1991 a été aussi l'année de l'affaire De Havilland, c'est-à-dire du veto, très contestable, opposé, au nom de la concurrence, par la Commission de Bruxelles au rachat de cet avionneur canadien par l'Aérospatiale (France) et Alenia (Italie). Dans le même temps, les efforts, il est vrai tardifs, consentis en matière industrielle par l'exécutif bruxellois échouaient assez piteusement, qu'il s'agisse de créer un pôle électronique communautaire ou encore d'assurer de manière efficace la promotion d'une norme européenne de télévision à haute définition (TVDH). Faute d'une stratégie collective, l'industrie électronique communautaire – semi-conducteurs, électronique grand public, informatique – est mal partie, au point qu'inverser la tendance pourrait se révéler hors de portée.
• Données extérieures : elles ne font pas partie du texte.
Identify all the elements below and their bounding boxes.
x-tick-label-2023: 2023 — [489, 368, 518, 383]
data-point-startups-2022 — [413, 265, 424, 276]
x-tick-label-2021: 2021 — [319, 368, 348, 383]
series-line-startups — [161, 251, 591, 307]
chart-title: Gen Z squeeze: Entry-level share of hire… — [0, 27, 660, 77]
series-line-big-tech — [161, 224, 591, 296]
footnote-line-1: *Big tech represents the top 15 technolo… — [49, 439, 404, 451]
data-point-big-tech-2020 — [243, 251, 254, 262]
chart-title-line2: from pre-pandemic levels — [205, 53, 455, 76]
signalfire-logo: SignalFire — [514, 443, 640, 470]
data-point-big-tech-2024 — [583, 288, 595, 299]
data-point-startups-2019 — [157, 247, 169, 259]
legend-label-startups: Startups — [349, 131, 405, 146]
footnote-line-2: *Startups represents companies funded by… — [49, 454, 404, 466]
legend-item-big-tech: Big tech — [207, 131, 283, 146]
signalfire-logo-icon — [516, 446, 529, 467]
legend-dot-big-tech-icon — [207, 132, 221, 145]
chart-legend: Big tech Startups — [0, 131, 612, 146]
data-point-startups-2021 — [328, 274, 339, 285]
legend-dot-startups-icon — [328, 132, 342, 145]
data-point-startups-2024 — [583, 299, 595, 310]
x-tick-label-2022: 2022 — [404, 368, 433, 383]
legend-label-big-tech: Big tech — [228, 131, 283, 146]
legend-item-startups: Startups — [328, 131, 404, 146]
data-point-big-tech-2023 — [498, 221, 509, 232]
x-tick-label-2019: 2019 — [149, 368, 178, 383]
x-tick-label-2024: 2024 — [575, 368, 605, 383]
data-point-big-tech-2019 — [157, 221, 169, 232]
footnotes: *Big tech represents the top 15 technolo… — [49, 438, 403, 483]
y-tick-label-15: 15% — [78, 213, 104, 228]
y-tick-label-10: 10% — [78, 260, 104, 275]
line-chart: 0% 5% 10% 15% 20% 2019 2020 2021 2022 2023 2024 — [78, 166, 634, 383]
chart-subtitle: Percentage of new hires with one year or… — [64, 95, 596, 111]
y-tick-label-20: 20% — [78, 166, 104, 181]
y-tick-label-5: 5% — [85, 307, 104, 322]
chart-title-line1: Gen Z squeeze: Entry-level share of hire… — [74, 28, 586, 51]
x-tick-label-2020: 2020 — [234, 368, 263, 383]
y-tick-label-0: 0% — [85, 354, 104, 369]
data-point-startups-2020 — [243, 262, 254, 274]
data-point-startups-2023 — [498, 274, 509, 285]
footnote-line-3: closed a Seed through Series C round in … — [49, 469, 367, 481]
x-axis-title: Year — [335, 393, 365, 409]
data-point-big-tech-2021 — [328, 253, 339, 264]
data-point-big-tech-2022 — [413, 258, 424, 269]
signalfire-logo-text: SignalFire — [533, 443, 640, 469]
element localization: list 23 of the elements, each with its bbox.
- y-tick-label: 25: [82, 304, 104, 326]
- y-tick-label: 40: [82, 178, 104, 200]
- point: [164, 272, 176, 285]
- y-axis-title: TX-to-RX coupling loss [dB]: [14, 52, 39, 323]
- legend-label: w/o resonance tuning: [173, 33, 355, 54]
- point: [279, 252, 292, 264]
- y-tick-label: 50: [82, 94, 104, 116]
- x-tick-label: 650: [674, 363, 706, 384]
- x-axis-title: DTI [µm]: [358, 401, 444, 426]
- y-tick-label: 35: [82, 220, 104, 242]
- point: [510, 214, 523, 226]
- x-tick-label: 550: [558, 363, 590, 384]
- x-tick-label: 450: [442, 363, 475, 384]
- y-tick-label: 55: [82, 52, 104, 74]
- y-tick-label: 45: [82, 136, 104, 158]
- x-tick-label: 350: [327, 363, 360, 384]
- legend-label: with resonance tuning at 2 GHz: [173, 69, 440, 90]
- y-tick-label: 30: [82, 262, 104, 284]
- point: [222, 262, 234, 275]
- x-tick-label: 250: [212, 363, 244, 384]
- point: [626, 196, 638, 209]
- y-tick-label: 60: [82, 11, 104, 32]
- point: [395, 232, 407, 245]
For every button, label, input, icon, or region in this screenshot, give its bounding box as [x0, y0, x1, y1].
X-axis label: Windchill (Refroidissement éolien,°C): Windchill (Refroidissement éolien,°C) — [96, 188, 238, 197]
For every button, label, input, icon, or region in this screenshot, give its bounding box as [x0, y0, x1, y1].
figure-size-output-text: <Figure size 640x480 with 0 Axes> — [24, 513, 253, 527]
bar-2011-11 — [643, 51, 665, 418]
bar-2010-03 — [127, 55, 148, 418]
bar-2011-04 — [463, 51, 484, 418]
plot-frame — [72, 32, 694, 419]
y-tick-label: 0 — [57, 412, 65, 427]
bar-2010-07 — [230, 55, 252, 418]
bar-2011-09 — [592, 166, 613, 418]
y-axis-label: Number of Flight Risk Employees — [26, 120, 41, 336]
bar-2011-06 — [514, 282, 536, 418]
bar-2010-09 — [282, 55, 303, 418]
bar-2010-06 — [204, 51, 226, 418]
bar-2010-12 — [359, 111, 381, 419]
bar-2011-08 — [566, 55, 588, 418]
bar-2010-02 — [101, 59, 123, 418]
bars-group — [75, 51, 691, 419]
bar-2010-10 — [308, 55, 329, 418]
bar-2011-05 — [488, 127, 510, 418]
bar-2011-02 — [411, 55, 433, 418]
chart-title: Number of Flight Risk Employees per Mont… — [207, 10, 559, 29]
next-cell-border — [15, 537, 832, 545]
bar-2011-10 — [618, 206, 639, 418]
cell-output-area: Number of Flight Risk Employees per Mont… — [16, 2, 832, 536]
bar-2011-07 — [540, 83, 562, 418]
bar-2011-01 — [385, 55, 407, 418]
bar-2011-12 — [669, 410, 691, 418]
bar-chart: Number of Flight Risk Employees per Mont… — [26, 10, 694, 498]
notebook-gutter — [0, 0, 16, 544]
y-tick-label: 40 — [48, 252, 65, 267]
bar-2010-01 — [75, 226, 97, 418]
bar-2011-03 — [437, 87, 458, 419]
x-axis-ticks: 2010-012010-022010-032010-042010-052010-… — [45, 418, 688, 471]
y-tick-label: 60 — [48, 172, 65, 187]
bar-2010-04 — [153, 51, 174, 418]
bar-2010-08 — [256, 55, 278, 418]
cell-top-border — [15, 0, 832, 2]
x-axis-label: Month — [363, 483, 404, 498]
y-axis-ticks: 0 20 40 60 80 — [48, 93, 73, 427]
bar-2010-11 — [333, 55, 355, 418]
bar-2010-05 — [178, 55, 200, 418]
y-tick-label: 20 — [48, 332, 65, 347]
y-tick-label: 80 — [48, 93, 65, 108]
Malheureusement, à Maastricht, les chefs d'État et de gouvernement des Douze n'ont pas pris les orientations qui auraient pu permettre de corriger les lacunes d'une Communauté trop libérale. Certes, le champ des compétences de la Communauté a été élargi. Dans certains domaines, tel l'environnement, les décisions pourront, plus facilement que dans le passé, être prises à la majorité qualifiée. Mais ce ne sera pas le cas, les Anglais et les Allemands, allergiques à l'intervention des pouvoirs publics, y ont veillé en matière de politique industrielle. Les Français, à juste titre, l'ont regretté.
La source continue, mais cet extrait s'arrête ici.